SaaS has been hot for a while, now blistering

By October 10, 2012Exits

HR software business Workday has just upped the proposed share price in its coming IPO to $24-26, taking its valuation over $4bn. That’s 30x this years forecast revenues of $134m. Moreover, the company says in its filing that it has “a history of cumulative losses and we do not expect to be profitable for the foreseeable future”, and is proposing a two tier share structure that will leave the co-CEOs with control of the company.

This news prompted me to look at a couple of other SaaS businesses. Salesforce, the grand-daddy of the sector has a market cap of $21bn, which is 7.2x the revenue run-rate from the last quarter. Like Workday, Salesforce is loss making. Jive Software has a market cap of $875m, which is 8.1x the revenue run rate. Like Workday and Salesforce, Jive is loss making. Bazaar Voice has a market cap of $1.1bn, which is 7.6x the revenue run rate. Live the other companies, Bazaar Voice is loss making.

I looked at a list of other publicly traded SaaS companies which included Netsuite and Exact Target and the picture was pretty similar for every company I looked at.

It isn’t just the public markets that love SaaS companies. M&A has also been hot with Microsoft’s $1bn acquisition of Yammer, Oracle’s $1.9bn acquisition of Taleo and SAP’s $3.4bn acquisition of SuccessFactors standing out as landmark deals.

I know a few of these businesses and they have great products which deliver real value to their customers, combine that with strong growth and you have a recipe for building real value, which is why these companies are attracting such high valuations.
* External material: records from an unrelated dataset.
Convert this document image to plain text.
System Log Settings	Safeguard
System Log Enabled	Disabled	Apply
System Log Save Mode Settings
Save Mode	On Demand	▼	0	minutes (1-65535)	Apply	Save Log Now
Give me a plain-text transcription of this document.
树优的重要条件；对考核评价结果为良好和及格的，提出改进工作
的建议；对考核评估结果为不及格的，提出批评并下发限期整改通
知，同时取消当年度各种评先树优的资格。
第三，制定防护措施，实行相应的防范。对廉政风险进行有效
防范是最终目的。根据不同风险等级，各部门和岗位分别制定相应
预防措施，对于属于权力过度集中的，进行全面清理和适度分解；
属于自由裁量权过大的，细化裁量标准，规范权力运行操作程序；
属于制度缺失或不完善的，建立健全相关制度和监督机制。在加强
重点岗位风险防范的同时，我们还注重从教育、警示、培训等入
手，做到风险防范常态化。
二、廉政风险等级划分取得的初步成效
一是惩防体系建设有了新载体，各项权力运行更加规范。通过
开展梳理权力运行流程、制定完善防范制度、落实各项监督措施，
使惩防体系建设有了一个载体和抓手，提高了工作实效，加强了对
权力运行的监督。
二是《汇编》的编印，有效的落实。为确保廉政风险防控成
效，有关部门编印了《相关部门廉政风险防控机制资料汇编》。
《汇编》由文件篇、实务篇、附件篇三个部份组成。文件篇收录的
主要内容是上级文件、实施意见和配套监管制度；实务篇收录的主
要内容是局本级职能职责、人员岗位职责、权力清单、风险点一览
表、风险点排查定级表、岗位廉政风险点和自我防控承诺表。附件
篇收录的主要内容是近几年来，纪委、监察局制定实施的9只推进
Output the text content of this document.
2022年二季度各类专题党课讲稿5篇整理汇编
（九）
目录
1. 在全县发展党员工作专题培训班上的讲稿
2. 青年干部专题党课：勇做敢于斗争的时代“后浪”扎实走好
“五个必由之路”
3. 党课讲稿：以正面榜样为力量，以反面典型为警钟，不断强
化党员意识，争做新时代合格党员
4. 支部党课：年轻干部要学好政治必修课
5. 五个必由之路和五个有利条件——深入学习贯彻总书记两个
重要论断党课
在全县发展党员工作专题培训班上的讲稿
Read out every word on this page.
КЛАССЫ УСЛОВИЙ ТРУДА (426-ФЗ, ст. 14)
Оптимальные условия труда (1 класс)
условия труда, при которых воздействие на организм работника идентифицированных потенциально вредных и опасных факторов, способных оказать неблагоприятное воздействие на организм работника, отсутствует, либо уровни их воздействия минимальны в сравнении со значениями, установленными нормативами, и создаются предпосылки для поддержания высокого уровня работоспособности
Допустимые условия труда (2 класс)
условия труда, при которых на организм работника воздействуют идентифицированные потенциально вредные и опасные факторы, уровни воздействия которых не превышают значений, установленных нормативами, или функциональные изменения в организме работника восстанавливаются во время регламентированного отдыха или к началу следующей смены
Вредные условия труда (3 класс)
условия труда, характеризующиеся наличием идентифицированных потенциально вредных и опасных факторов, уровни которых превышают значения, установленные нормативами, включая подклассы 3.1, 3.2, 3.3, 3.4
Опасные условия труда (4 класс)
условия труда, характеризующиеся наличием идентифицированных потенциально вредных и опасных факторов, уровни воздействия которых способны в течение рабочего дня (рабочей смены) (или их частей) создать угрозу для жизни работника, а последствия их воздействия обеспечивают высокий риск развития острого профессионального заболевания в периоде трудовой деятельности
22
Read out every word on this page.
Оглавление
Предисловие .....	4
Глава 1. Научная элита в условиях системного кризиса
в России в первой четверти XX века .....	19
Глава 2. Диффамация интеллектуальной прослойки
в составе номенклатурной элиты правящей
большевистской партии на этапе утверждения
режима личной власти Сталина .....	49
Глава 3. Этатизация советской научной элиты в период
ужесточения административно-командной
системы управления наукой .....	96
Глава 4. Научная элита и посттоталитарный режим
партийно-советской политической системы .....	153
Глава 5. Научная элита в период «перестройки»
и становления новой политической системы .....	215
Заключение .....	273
That said, it is only when these companies translate revenues into profits that real value is created and until that happens there is more scope for downside than upside for these companies. If the Street does re-rate these companies there will be a knock-on negative effect on the exit environment for their smaller brethren.

  • I was going to post this link on your last post after reading both in quick succession, but it’s even more relevant to this post while noting the loss-making aspects of these SaaS businesses – I found the analysis of the so-called cash flow “trough” of SaaS models (pages 2-3 of the post below) particularly insightful and interesting reading within the context of how to assess SaaS businesses: – post by David Skok from Matrix Partners.

  • JElastic with Layershift UK as a provider is a Platform as a Service – something better and more advanced than AWS.
    We use them they are ubercool.

  • The Bill Gurley article linked to in the David Stok post explains the problems with LTV in more detail.